The gaming, media, and entertainment sectors have already begun to spread into the metaverse, but this development is still in its early phases. However, the highly regulated and data-intensive banking sector needs to adopt this new platform faster. However, banks are now attempting to use the enormous potential that the metaverse offers.
Even though the banking sector entered the metaverse somewhat later than other sectors, it now has the chance to take the initiative because, since the pandemic, the usage of digital finance solutions and interactions has skyrocketed.
In Gartner’s report on digital transformation for finance organizations, nearly 70% of business leaders said that digital transformation projects are moving faster. They also said that by 2026, the industry in which their companies work will be “dramatically changed.”
The time and effort invested will also be worthwhile since, according to a recent JPMorgan research, businesses in the metaverse will have market and business potential worth over USD 1 trillion in annual revenues.
Some banks have joined the internet community. JP Morgan opened a Decentraland virtual lounge.

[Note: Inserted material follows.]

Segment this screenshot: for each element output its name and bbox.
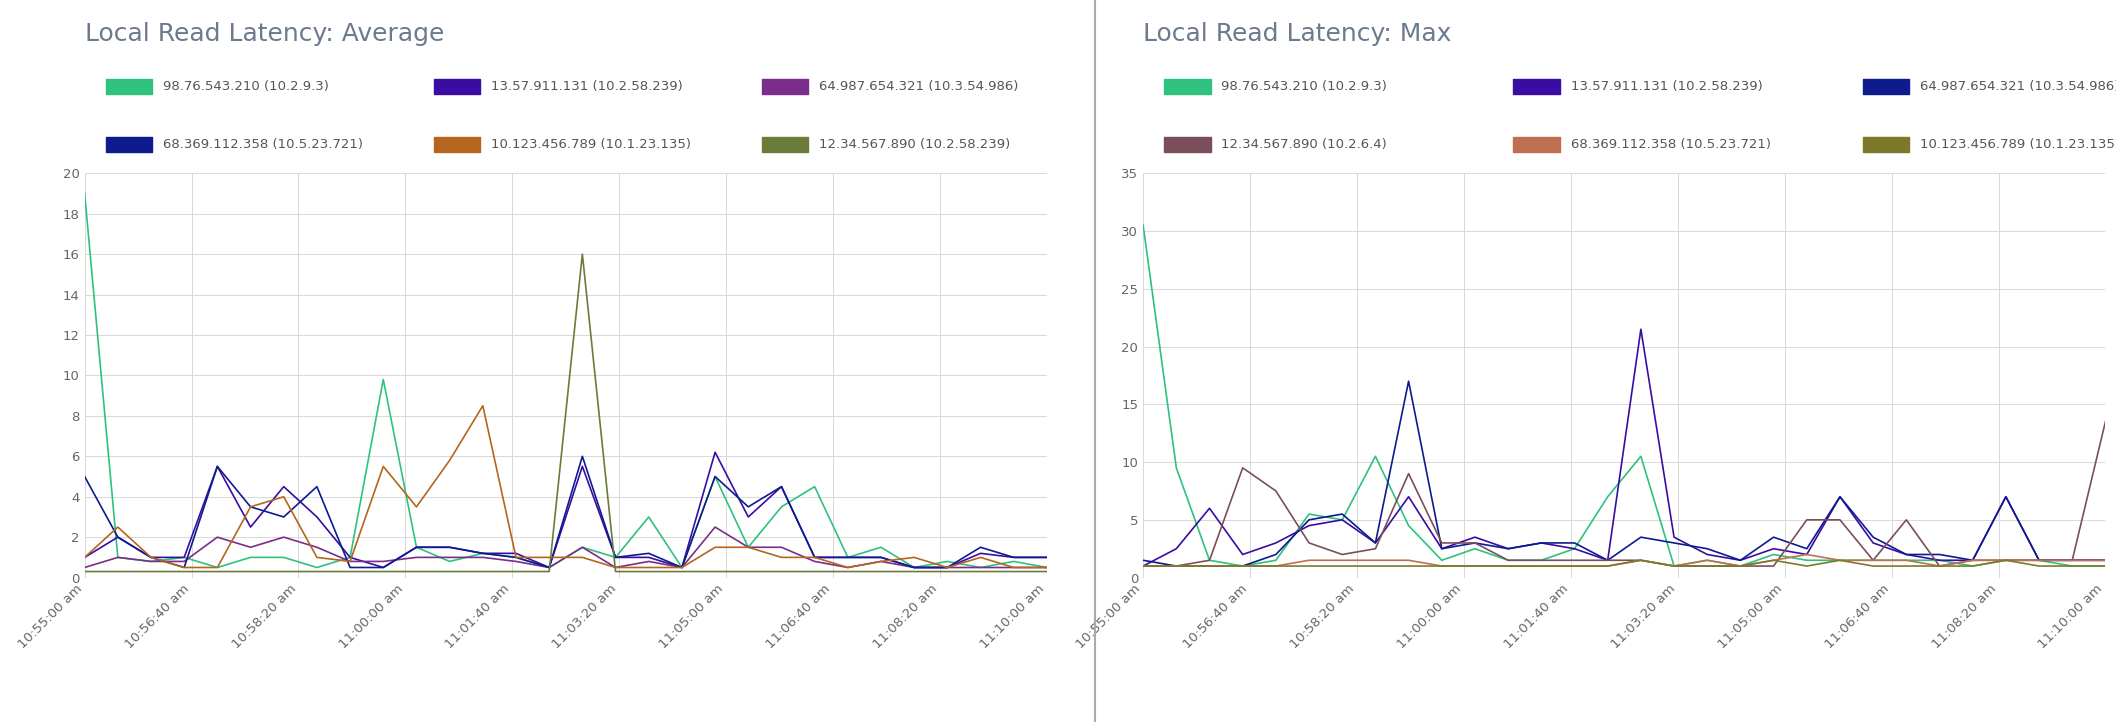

South Korea’s largest bank, KB Kookmin Bank, is developing the KB metaverse VR Branch Testbed to provide financial services in the metaverse to teach and educate consumers. This year, HSBC joined The Sandbox to “create innovative brand experiences for new and existing customers” in the metaverse.
This new banking paradigm helps customers and banks. Retailers can sell things in the bank’s metaverse, including automobiles, clothes, furniture and even residences. In addition, customers could use “Buy Now Pay Later” and insurance to manage their finances. Gartner expects that by 2026, 25% of individuals will spend an hour a day in the metaverse for shopping, employment, and education.
Banks also use the metaverse to interact with customers more, which helps them find new customers and keep the ones they already have. Metaverse technology can offer immersive experiences like virtual training and development centers to help banking personnel build relationships with consumers and solve real-life banking problems.
Non-digital interactions have been declining across the business, according to PwC. So, the customer will have a new and different experience and won’t have to go to their bank branch to take care of money issues.
Traditional banks could use the metaverse to catch up to challenger banks and innovate. Making the most of the higher degree of trust they already have compared to new banks, as reported by EY, can be a concern regarding how transactions are done on this new platform. Banks will gain if they can design and deploy safe marketing and investment solutions.
These transactions require a security system. Blockchain will allow individuals to own their data and reduce intermediaries, lowering transaction costs. According to Deloitte, the banking sector is leading blockchain adoption, and global spending on the technology could rise from USD 5.3 billion in 2021 to USD 34 billion in 2026.
Banks are just learning about the metaverse. Be it fresh and exciting ways to engage clients or financial services that offer more choice and ease. However, it will take quite some time and work on the part of banks to be able to become a player in the metaverse. Their outdated technologies, marketing techniques, and business models must be completely redesigned.